Cette immersion profonde permet à ces médecins de s’attaquer à des tâches que d’autres trouvent impossibles : le Dr Bluestein effectue des évaluations approfondies des patients (jusqu’à six heures) avec une énergie implacable, allant bien au-delà de la pratique standard.
Créativité et innovation dans les soins aux patients
Les cerveaux atteints du TDAH excellent dans la pensée non linéaire, ce qui amène les médecins neurodivergents à tracer leur propre voie. Le Dr Le a effectué une rare résidence combinée en médecine familiale et en psychiatrie, intégrant les soins de santé mentale directement dans les systèmes de soins primaires. Ce modèle améliore la continuité et la collaboration, répondant à un besoin de santé de longue date.
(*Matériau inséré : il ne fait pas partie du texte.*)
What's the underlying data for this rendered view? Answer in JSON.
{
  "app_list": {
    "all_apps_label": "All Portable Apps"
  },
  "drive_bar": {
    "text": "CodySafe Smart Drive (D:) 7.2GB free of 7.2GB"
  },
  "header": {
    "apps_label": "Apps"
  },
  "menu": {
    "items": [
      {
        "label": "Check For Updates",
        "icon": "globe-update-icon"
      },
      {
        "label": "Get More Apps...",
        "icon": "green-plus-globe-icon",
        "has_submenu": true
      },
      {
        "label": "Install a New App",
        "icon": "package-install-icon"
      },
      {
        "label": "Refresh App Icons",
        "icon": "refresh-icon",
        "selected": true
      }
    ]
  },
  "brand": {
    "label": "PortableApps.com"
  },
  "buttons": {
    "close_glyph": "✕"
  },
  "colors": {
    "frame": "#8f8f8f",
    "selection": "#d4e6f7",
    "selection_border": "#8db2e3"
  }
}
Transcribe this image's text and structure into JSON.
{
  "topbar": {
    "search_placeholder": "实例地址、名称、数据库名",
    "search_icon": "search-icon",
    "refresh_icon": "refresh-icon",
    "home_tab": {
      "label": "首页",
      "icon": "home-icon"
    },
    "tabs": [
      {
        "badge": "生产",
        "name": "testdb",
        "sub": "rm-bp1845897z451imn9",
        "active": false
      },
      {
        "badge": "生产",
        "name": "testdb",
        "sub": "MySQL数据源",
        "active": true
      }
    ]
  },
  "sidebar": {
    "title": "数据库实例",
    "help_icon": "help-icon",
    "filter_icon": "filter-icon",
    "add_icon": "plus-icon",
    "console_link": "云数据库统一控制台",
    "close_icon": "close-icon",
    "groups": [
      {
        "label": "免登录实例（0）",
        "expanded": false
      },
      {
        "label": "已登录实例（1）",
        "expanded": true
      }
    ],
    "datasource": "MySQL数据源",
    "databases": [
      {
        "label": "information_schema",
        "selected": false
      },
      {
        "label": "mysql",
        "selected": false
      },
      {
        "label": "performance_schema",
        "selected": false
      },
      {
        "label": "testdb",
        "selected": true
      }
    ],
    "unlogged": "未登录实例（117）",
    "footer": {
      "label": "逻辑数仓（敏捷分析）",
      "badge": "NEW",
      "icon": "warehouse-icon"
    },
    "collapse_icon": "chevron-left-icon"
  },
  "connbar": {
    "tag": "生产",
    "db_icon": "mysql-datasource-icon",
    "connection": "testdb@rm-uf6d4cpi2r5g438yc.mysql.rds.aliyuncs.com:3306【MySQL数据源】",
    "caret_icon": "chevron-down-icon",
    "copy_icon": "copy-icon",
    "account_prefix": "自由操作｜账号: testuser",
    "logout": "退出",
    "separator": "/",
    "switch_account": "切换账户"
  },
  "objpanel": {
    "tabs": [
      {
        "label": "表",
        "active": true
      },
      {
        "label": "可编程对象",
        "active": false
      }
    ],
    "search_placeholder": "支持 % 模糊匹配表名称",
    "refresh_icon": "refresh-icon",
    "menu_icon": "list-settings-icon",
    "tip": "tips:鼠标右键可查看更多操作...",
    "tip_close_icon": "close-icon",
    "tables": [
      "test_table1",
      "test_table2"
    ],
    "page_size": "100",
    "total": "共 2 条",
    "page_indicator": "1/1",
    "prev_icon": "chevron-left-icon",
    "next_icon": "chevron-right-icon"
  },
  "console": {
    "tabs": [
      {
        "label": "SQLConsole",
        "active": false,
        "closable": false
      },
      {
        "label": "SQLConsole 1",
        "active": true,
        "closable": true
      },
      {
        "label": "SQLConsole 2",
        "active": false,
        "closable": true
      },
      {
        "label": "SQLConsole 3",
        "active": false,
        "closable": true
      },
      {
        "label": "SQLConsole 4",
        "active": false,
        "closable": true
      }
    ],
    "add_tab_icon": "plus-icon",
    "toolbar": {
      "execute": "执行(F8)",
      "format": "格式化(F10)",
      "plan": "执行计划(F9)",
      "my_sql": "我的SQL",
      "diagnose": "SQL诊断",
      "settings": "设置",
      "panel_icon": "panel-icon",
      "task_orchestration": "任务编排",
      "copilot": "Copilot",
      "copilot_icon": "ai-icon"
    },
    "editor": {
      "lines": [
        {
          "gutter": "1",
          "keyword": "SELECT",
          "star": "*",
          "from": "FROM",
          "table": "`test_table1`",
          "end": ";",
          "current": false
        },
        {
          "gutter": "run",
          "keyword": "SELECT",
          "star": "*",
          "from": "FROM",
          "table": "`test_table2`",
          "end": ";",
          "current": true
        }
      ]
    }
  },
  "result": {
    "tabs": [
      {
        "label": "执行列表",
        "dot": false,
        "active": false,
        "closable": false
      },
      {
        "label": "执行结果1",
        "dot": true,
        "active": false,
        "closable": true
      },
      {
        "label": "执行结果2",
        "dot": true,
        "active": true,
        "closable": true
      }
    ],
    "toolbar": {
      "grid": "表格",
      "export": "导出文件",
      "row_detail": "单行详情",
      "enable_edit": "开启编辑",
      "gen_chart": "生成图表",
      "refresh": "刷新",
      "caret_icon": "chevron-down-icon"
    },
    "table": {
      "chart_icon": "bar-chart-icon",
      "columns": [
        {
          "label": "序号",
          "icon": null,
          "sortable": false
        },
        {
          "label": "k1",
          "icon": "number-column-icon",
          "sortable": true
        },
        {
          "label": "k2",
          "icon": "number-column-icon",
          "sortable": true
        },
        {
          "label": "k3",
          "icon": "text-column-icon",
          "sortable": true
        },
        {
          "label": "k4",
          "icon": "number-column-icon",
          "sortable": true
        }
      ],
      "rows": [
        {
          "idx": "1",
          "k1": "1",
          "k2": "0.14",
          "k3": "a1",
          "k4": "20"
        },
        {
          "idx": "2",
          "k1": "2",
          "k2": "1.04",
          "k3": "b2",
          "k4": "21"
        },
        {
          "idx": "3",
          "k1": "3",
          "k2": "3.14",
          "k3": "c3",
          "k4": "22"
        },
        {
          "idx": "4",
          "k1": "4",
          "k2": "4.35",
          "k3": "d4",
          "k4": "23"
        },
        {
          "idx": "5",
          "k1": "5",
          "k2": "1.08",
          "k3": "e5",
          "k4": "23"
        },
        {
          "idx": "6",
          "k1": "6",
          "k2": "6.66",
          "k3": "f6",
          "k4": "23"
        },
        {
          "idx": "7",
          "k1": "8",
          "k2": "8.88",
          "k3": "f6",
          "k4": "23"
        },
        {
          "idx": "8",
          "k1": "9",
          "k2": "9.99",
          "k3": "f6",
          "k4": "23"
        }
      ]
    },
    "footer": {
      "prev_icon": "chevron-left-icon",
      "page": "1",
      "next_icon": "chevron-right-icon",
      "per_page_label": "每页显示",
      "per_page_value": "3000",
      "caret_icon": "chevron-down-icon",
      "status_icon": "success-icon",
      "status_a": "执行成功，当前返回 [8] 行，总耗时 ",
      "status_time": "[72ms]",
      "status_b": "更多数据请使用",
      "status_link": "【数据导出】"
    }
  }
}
Le Dr Bluestein, une ancienne ballerine dont la carrière a déraillé à cause de l’EDS, a transformé son revers en une opportunité en créant une clinique spécialisée pour les patients atteints d’EDS et d’hypermobilité – l’une des rares au pays. Elle met même à profit son expérience en danse pour aider les danseurs hypermobiles, une population historiquement incomprise.
Empathie axée sur la mission
De nombreux médecins spécialisés dans le TDAH partagent un profond sentiment de compassion, découlant de leur propre expérience de se sentir incompris ou rejetés. Cette empathie les pousse à défendre les patients complexes qui passent souvent entre les mailles du filet. Le Dr Bluestein a ouvert son cabinet d’hypermobilité après avoir été submergée par des courriels de patients implorant de l’aide.
La Dre Le craint que d’autres cliniciens négligent le TDAH chez les patients, ce qui alimente son engagement envers un diagnostic et des soins précis. Ces médecins abordent la médecine avec un sens des responsabilités au-delà des patients individuels, dans le but de remédier aux défaillances systémiques.
Persistance et réinvention
Le TDAH présente de réels défis : enregistrement tardif, difficultés administratives, procrastination. Pourtant, lorsqu’elles sont motivées, les personnes atteintes de TDAH font preuve d’une persévérance remarquable. La Dre Le a parcouru les études de médecine, la résidence et plusieurs rôles cliniques, tandis que la Dre Bluestein a reconstruit sa carrière après avoir perdu sa carrière de danseuse.
Cette créativité, cette adaptabilité et ce courage sont souvent négligés dans les discussions sur le TDAH.
Pourquoi c’est important
Le discours dominant autour du TDAH reste négatif, mettant en garde contre le décrochage scolaire et les difficultés professionnelles. Ce cadre ignore les atouts des adultes diagnostiqués tardivement et qui prospèrent dans des domaines exigeants. Changer la conversation est essentiel.
Les enfants méritent d’entendre que le TDAH possède les atouts dont le monde a besoin : la créativité, l’empathie, l’innovation et la capacité de voir ce que les autres manquent. Le succès de médecins comme le Dr Le et le Dr Bluestein prouve que l’éclat neurodivergent peut entraîner des changements significatifs en médecine.